‘East’ - ‘West’ Metaphysical Differences: Implications for Strategy and Organizational Theorizing
‘…the philosophy of organism (process) seems to approximate more to some strains of Indian, or Chinese thought, than to western Asiatic, or European, thought. One side makes process ultimate; the other side makes fact ultimate’ (A. N. Whitehead, Process and Reality, 1929: 9)

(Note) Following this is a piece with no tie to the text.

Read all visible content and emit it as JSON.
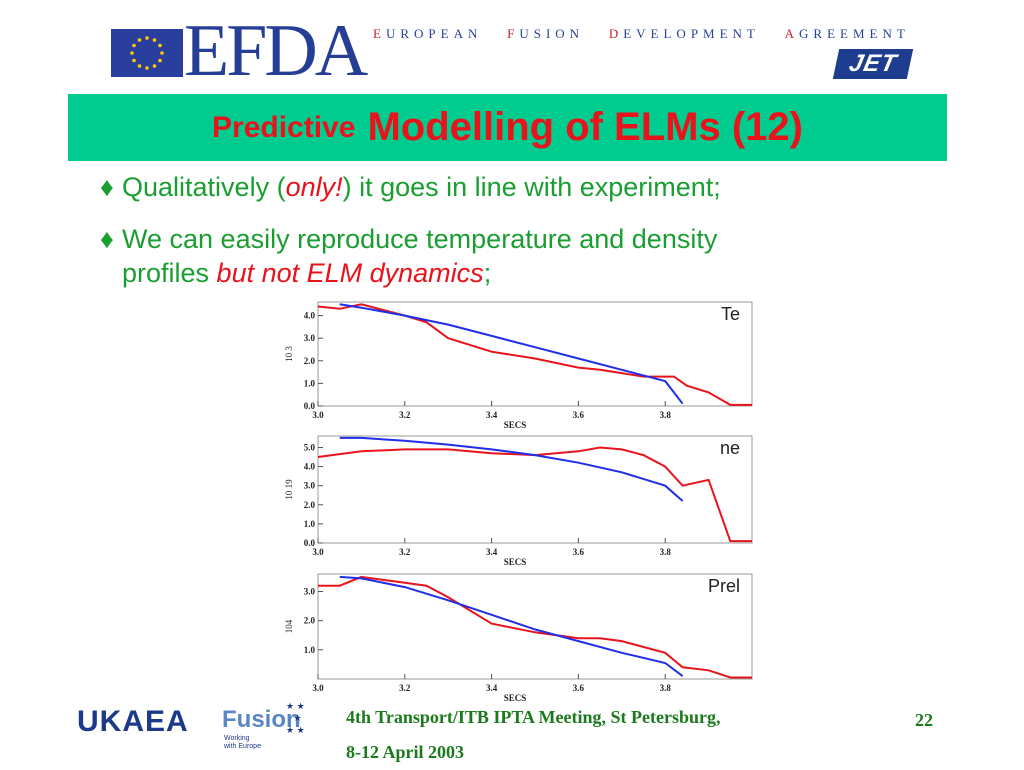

Theories of Strategy and Organization rely on implicit metaphysical assumptions about the nature of reality and about how we acquire an adequate knowledge of it to guide our actions. A metaphysics of ‘substance’ treats ‘facts’ out there as pre-existing, objective and ultimate, while a metaphysics of ‘process’ assumes that such facts are practically useful ‘fabrications’ wrought from an ‘aboriginal sensible muchness’ that is ultimate reality, via local coping actions/linguistic practices. The dominant ‘Western’ predisposition derives from the former whilst in the ‘East’ there is traditionally a greater acceptance of the latter. Notwithstanding this, ‘East’ and ‘West’ are better understood and compared in terms of metaphysical differences rather than geographic locations. These metaphysical differences have important consequences for Strategy and Organizational theorizing. Commitment to a metaphysics of substance results in a representationlist epistemology which elevates thinking before action; goals, plans, models and maps are first needed to guide meaningful action. Organization, as such is viewed in deliberate, purposeful, instrumental terms. On the other hand, commitment to a metaphysics of process leads to a suspicion regarding the adequacy of language and symbolic forms of representation. The natural instinct here is to eschew such symbolic abstractions in favour of a local, finely-honed empirical sensitivity and attunement to the solicitations of the immediate sensual environment; a form of ‘radical empiricism’ as the starting point of knowledge. Organizational orders, from this viewpoint, emerge inadvertently through the aggregation of local practical coping actions into established patterns of social practices. These practices are what make society and all the institutions that we find so necessary and familiar, possible. This divergence of theoretical priorities issuing from different metaphysical commitments, have profound ramifications for how strategy and organization are perceived and theorized. In this presentation, I shall explore more widely their consequences for the development and advancement of Organization Studies.